Red-faced, Donovan added in his comments to the committee: "If you call that extortion, you would be very incorrect."
"What do you call putting a chauffeur on the payroll, who doesn't even come to work?," shot back Kennedy, ranking minority member of the committee.
"You ask me what I think of that. I don't like it one damned bit. It is not our policy," Donovan said. However, he conceded that such practices "are typical" in the construction industry.
Though Riegle called it surprising that Donovan could not know of the grand jury appearances, Hatch, pointing out that Schiavone has 1,500 employes and $150 million in current orders, said such a lapse was understandable.
"I don't find it preposterous at all, or even suspect, that people who are beneath him, who are very competent, don't come to him with every problem," said Hatch, who went on to praise Donovan for his ability to delegate authority.
The second business dealing under study yesterday was a much-reported $13,000 check sent by Schiavone to the Irving Kantor Supply Co., a Newark payoff front operated on behalf of mobsters and wayward politicians, on Aug. 30, 1967.
Donovan argued that the payment was part of a legitimate business deal in which the company received the right to dump waste materials on land then believed to be owned by the late Irving Kantor.
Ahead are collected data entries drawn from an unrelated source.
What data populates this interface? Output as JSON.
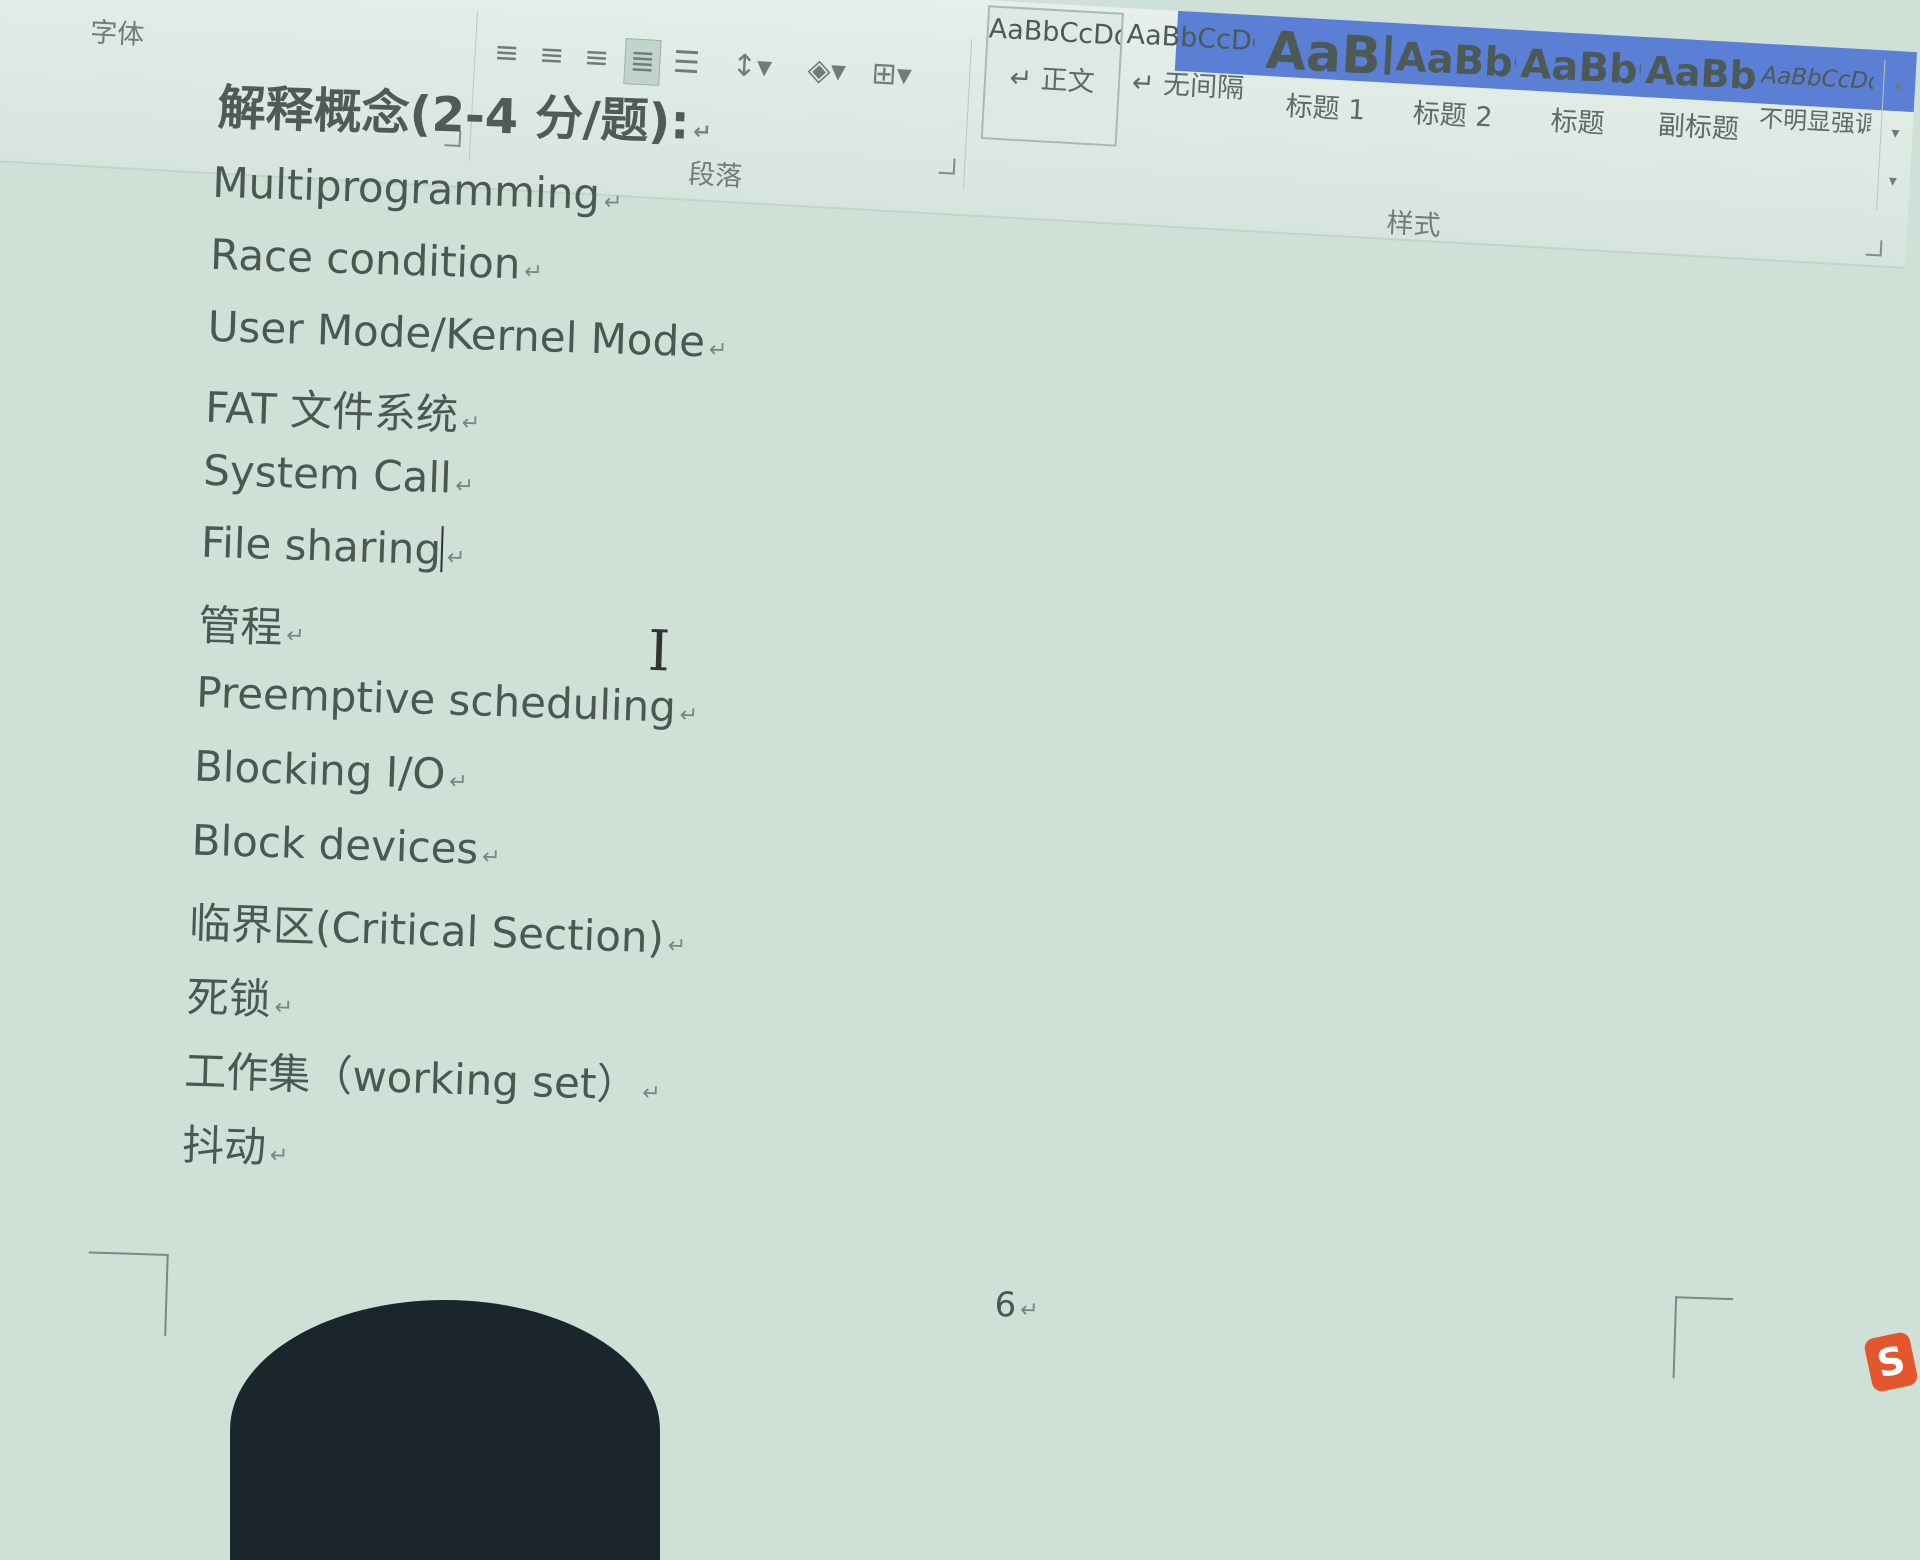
{
  "ribbon": {
    "font_group_label": "字体",
    "paragraph_group_label": "段落",
    "styles_group_label": "样式",
    "styles": [
      {
        "sample": "AaBbCcDdI",
        "name": "↵ 正文"
      },
      {
        "sample": "AaBbCcDdI",
        "name": "↵ 无间隔"
      },
      {
        "sample": "AaBb",
        "name": "标题 1"
      },
      {
        "sample": "AaBbC",
        "name": "标题 2"
      },
      {
        "sample": "AaBbC",
        "name": "标题"
      },
      {
        "sample": "AaBbC",
        "name": "副标题"
      },
      {
        "sample": "AaBbCcDd",
        "name": "不明显强调"
      }
    ],
    "icons": [
      "align-left-icon",
      "align-center-icon",
      "align-right-icon",
      "justify-icon",
      "distributed-icon",
      "line-spacing-icon",
      "shading-icon",
      "borders-icon"
    ]
  },
  "document": {
    "heading": "解释概念(2-4 分/题):",
    "terms": [
      "Multiprogramming",
      "Race condition",
      "User Mode/Kernel Mode",
      "FAT 文件系统",
      "System Call",
      "File sharing",
      "管程",
      "Preemptive scheduling",
      "Blocking I/O",
      "Block devices",
      "临界区(Critical Section)",
      "死锁",
      "工作集（working set）",
      "抖动"
    ],
    "paragraph_mark": "↵",
    "page_number": "6"
  },
  "ime": {
    "label": "S"
  },
  "colors": {
    "background": "#cfe0d6",
    "title_bar": "#5a7fd4",
    "ime": "#e4572e"
  }
}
Donovan said he now believes the land probably was owned by the city of Newark, but that the affair had been investigated by the Justice Department and the Internal Revenue Service between 1970 and 1973, and that both agencies gave his company a clean record.
"They went through 1 million [Schiavone] checks . . . eight years of records. . . . It was the most trying period of my life," Donovan said.